Last week at an event commemorating the life of Martin Luther King, Jr., Department of Defense General Counsel Jeh Johnson said the following:
I believe that if Dr. King were alive today, he would recognize that we live in a complicated world, and that our nation’s military should not and cannot lay down its arms and leave the American people vulnerable to terrorist attack…. Every day, our servicemen and women practice the dangerousness — the dangerous unselfishness Dr. King preached on April 3, 1968.
Johnson’s remarks remind me of a bumper sticker I saw recently that read “You are entitled to your own opinions, but not your own facts.” Accordingly, my question for Johnson is on what facts are your opinions and beliefs about Dr. King based?

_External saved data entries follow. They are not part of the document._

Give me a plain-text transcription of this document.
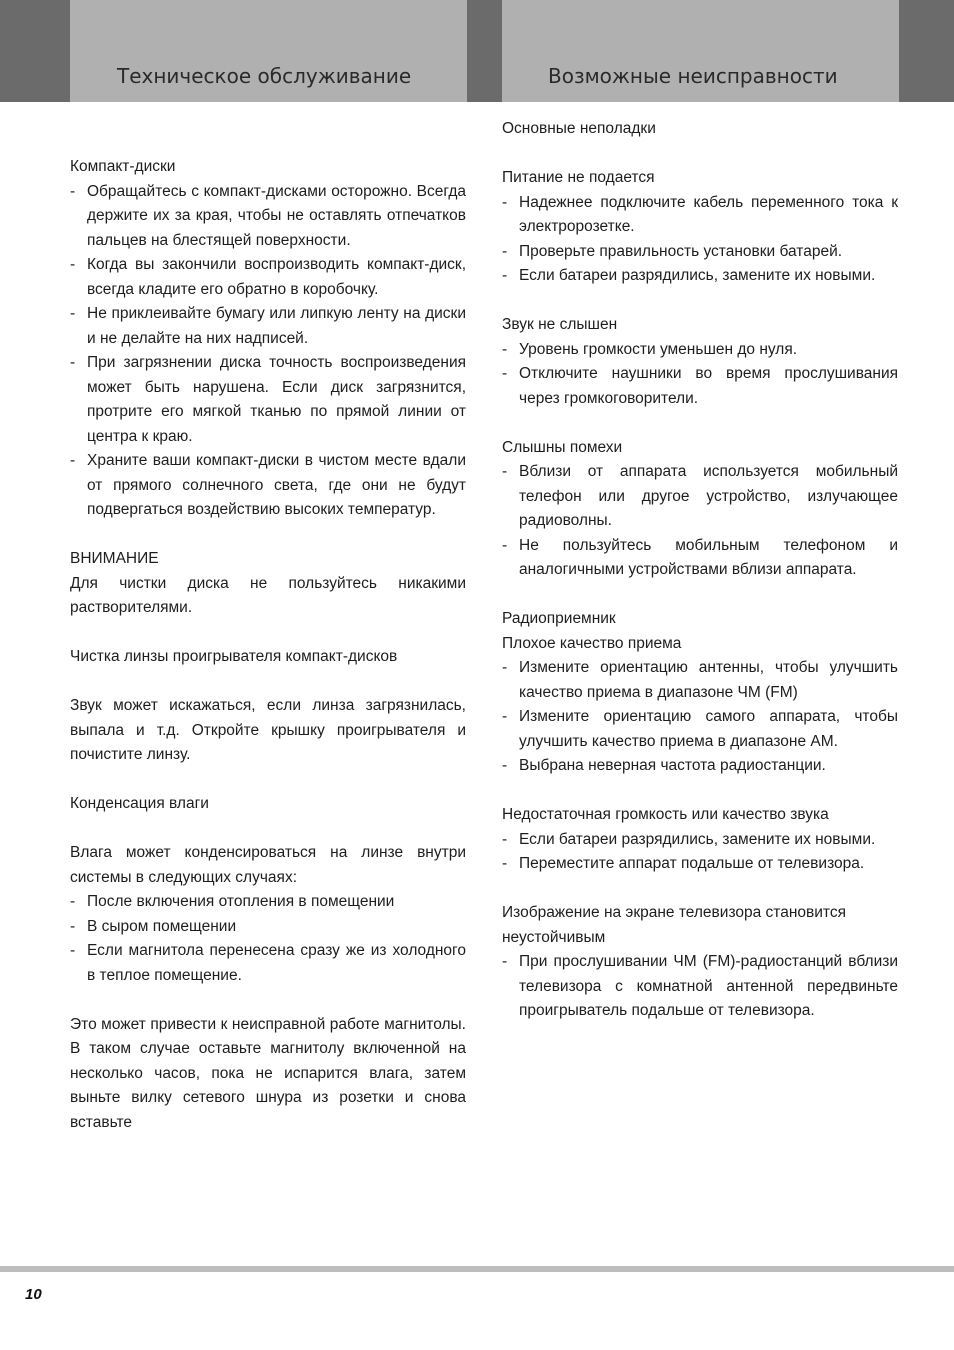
Техническое обслуживание	Возможные неисправности

Компакт-диски

- Обращайтесь с компакт-дисками осторожно. Всегда держите их за края, чтобы не оставлять отпечатков пальцев на блестящей поверхности.
- Когда вы закончили воспроизводить компакт-диск, всегда кладите его обратно в коробочку.
- Не приклеивайте бумагу или липкую ленту на диски и не делайте на них надписей.
- При загрязнении диска точность воспроизведения может быть нарушена. Если диск загрязнится, протрите его мягкой тканью по прямой линии от центра к краю.
- Храните ваши компакт-диски в чистом месте вдали от прямого солнечного света, где они не будут подвергаться воздействию высоких температур.

ВНИМАНИЕ

Для чистки диска не пользуйтесь никакими растворителями.

Чистка линзы проигрывателя компакт-дисков

Звук может искажаться, если линза загрязнилась, выпала и т.д. Откройте крышку проигрывателя и почистите линзу.

Конденсация влаги

Влага может конденсироваться на линзе внутри системы в следующих случаях:

- После включения отопления в помещении
- В сыром помещении
- Если магнитола перенесена сразу же из холодного в теплое помещение.

Это может привести к неисправной работе магнитолы. В таком случае оставьте магнитолу включенной на несколько часов, пока не испарится влага, затем выньте вилку сетевого шнура из розетки и снова вставьте

Основные неполадки

Питание не подается

- Надежнее подключите кабель переменного тока к электророзетке.
- Проверьте правильность установки батарей.
- Если батареи разрядились, замените их новыми.

Звук не слышен

- Уровень громкости уменьшен до нуля.
- Отключите наушники во время прослушивания через громкоговорители.

Слышны помехи

- Вблизи от аппарата используется мобильный телефон или другое устройство, излучающее радиоволны.
- Не пользуйтесь мобильным телефоном и аналогичными устройствами вблизи аппарата.

Радиоприемник

Плохое качество приема

- Измените ориентацию антенны, чтобы улучшить качество приема в диапазоне ЧМ (FM)
- Измените ориентацию самого аппарата, чтобы улучшить качество приема в диапазоне AM.
- Выбрана неверная частота радиостанции.

Недостаточная громкость или качество звука

- Если батареи разрядились, замените их новыми.
- Переместите аппарат подальше от телевизора.

Изображение на экране телевизора становится неустойчивым

- При прослушивании ЧМ (FM)-радиостанций вблизи телевизора с комнатной антенной передвиньте проигрыватель подальше от телевизора.
10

One of the most important books I read in seminary was A Testament of Hope: The Essential Writings and Speeches of Martin Luther King, Jr. Indeed, Dr. King’s importance is underscored in that his “essential” writings and speeches weigh in at more than 700 pages, with no wasted entries. I hazard to say that if Johnson or anyone else takes the time to study the full corpus of Dr. King’s work, especially in the final years before his tragic assassination, then it would be clear that Dr. King would in all likelihood be opposed to the wars in Iraq and Afghanistan. And Johnson’s way of framing the issue at hand is completely inverted from the way Dr. King came to view the world.